Another LDRS 31 has come and gone. As usual, the hosting club put together a really nice event. The first day was much like my first day at LDRS 30: hot and dusty. You can always tell the weather by how my feet look at the end of the day. I was scheduled to launch the Pizza rocket for the Discovery channel first thing Saturday morning. Of course, I had a major last minute electronics failure. My WRC+ handheld unit decided it didn’t want to turn on. It’s a matched pair to the transceiver in the rocket, which meant I had to replace the electronics entirely. A quick trip to Wildman’s trailer, and I was back in business with a missileworks PET2+ timer. I quickly built a sled to install it into the nosecone of the pizza, and reprogrammed it to go off about a half a second after engine burnout. I didn’t have the right equipment to install a power switch, so I opted for the “twist and go” method – this may have been my downfall.

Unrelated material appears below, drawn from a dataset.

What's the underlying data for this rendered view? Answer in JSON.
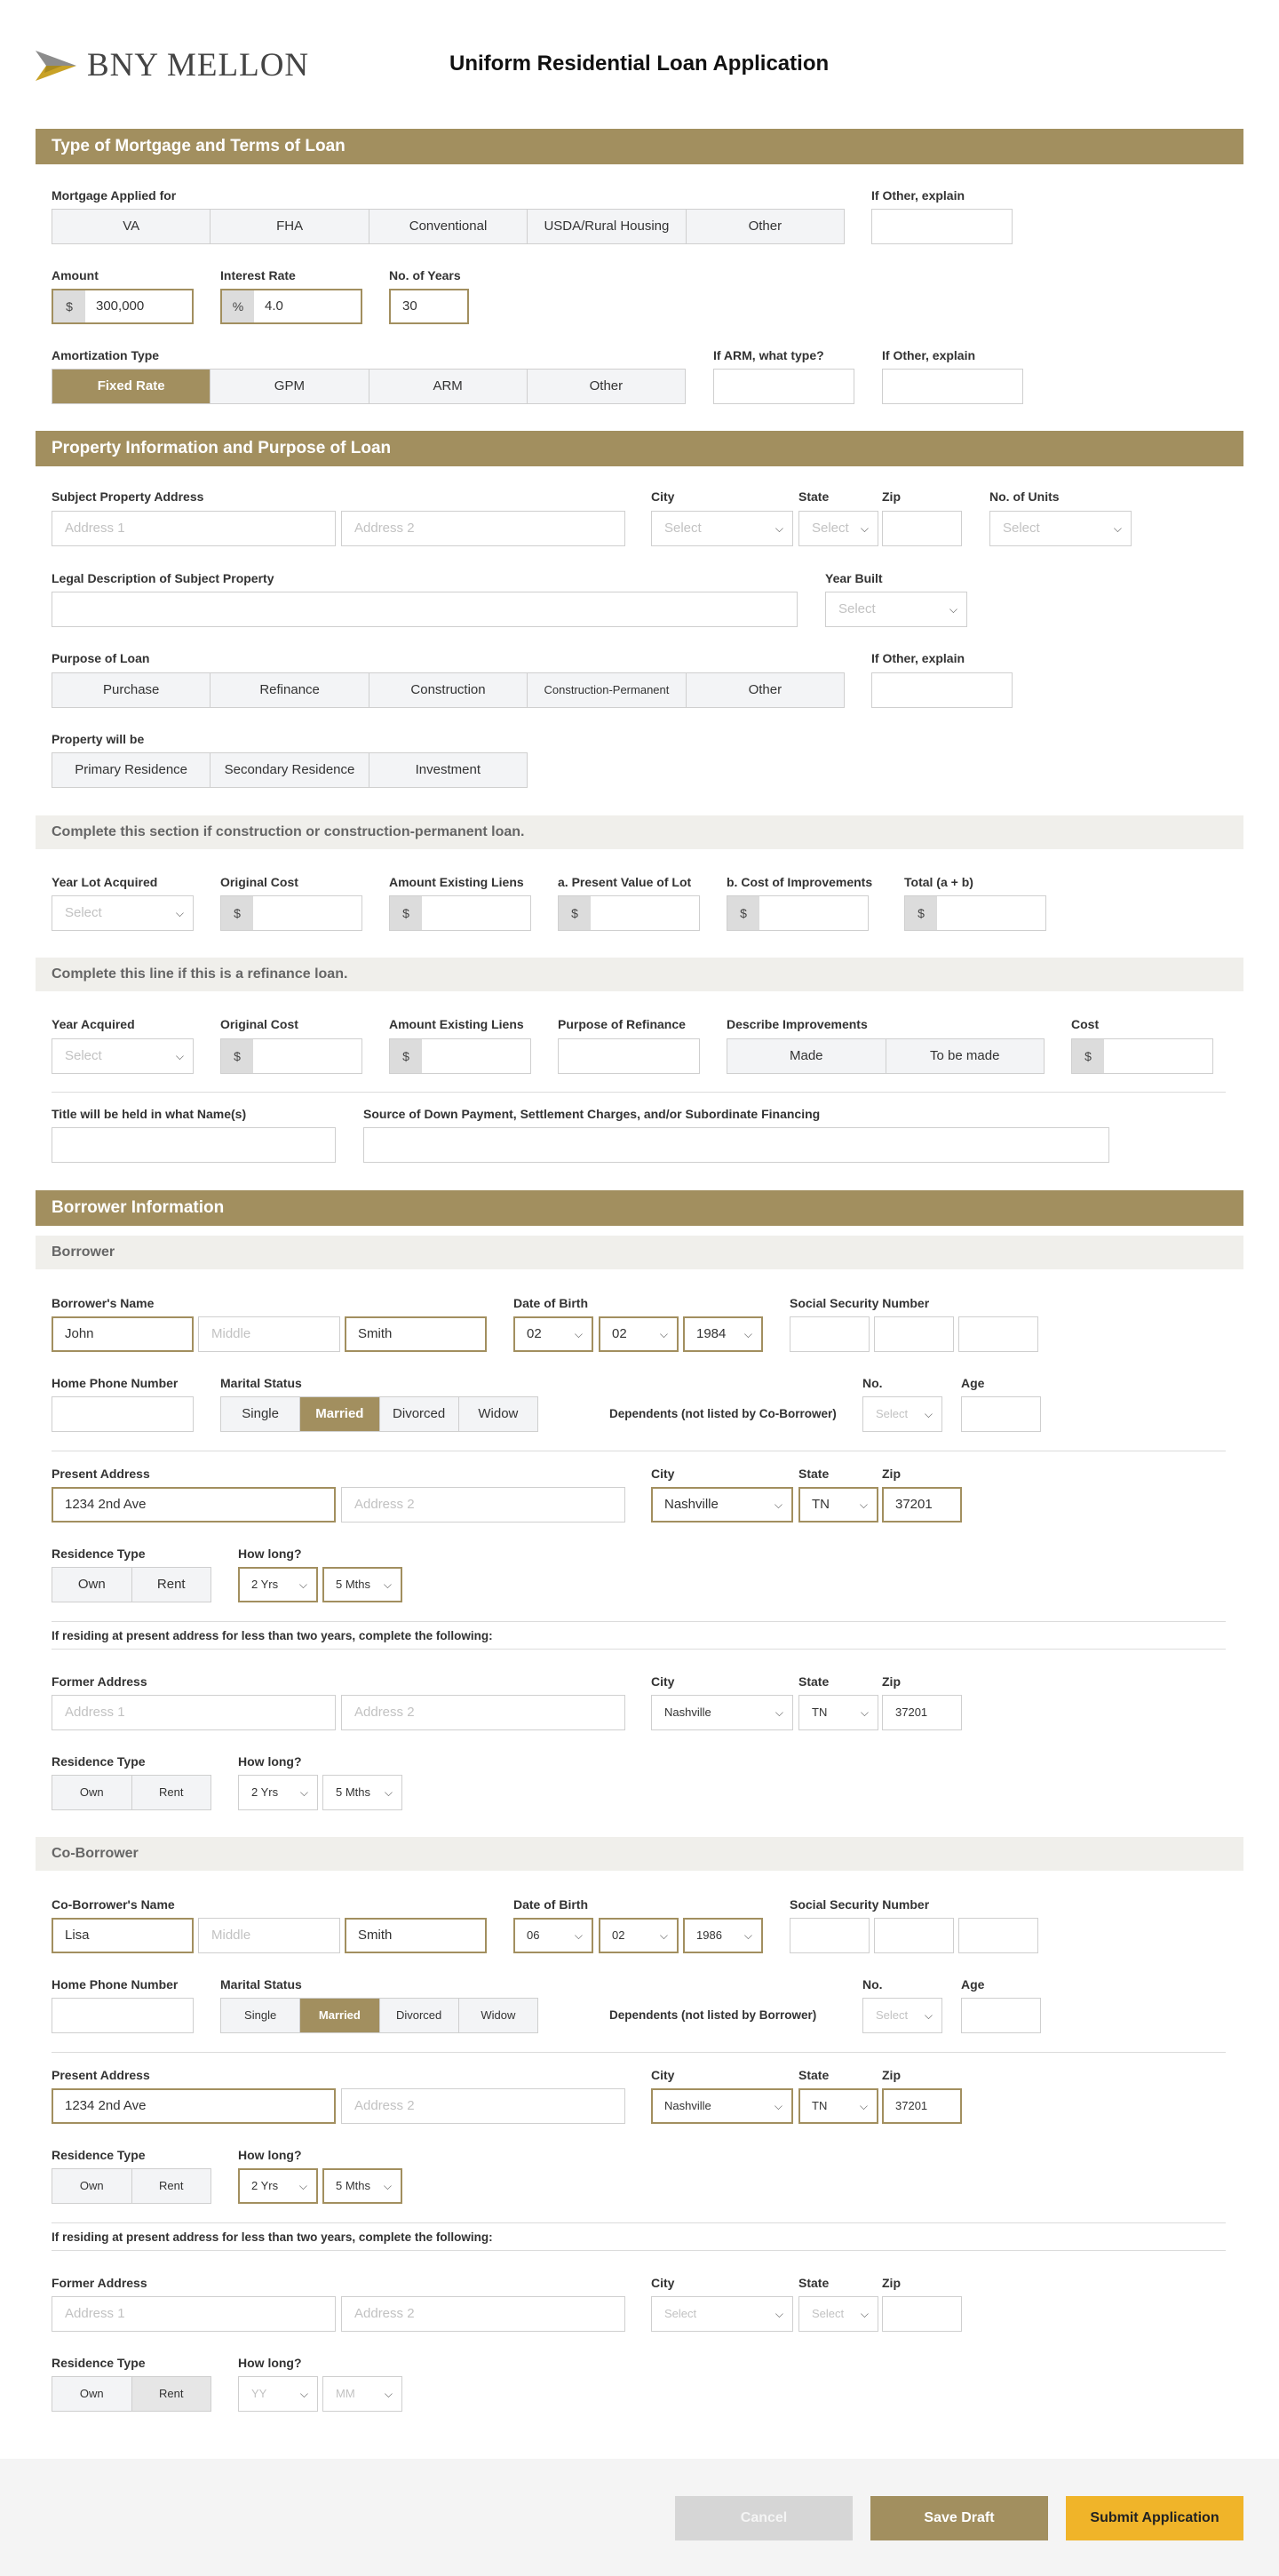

The good news is the Pizza had a great flight. I wasn’t too surprised at how well it flew, as I had at least 30 computer simulations before this launch. To build the simulations, I had to make a lot of assumptions (guesses…) because the underlying software was really built for traditional rockets, and wasn’t totally confident in the math, or aerodynamics. Since the Discovery channel was filming me as I was watching the rocket, I wasn’t able to video, or photo the launch although – I did get some video of the setup, and the discovery channel film crew before the flight
Luckily, several other people were taking photo’s that day, and Chris Dondanville was nice enough to upload all of his photo’s to flickr. Below is a nice burst of shots of the Pizza rocket launch
The bad news is the new electronics malfunctioned, and the parachute failed to come out. Either I programmed the electronics wrong (unlikely – I checked the programming after the launch), or the battery failed. I didn’t anticipate that the rocket would sit idle on the pad for about two hours in 100+ degree heat before the launch. I opted to use a radio shack private label brand nine volt battery. Probably a bad choice given the environment.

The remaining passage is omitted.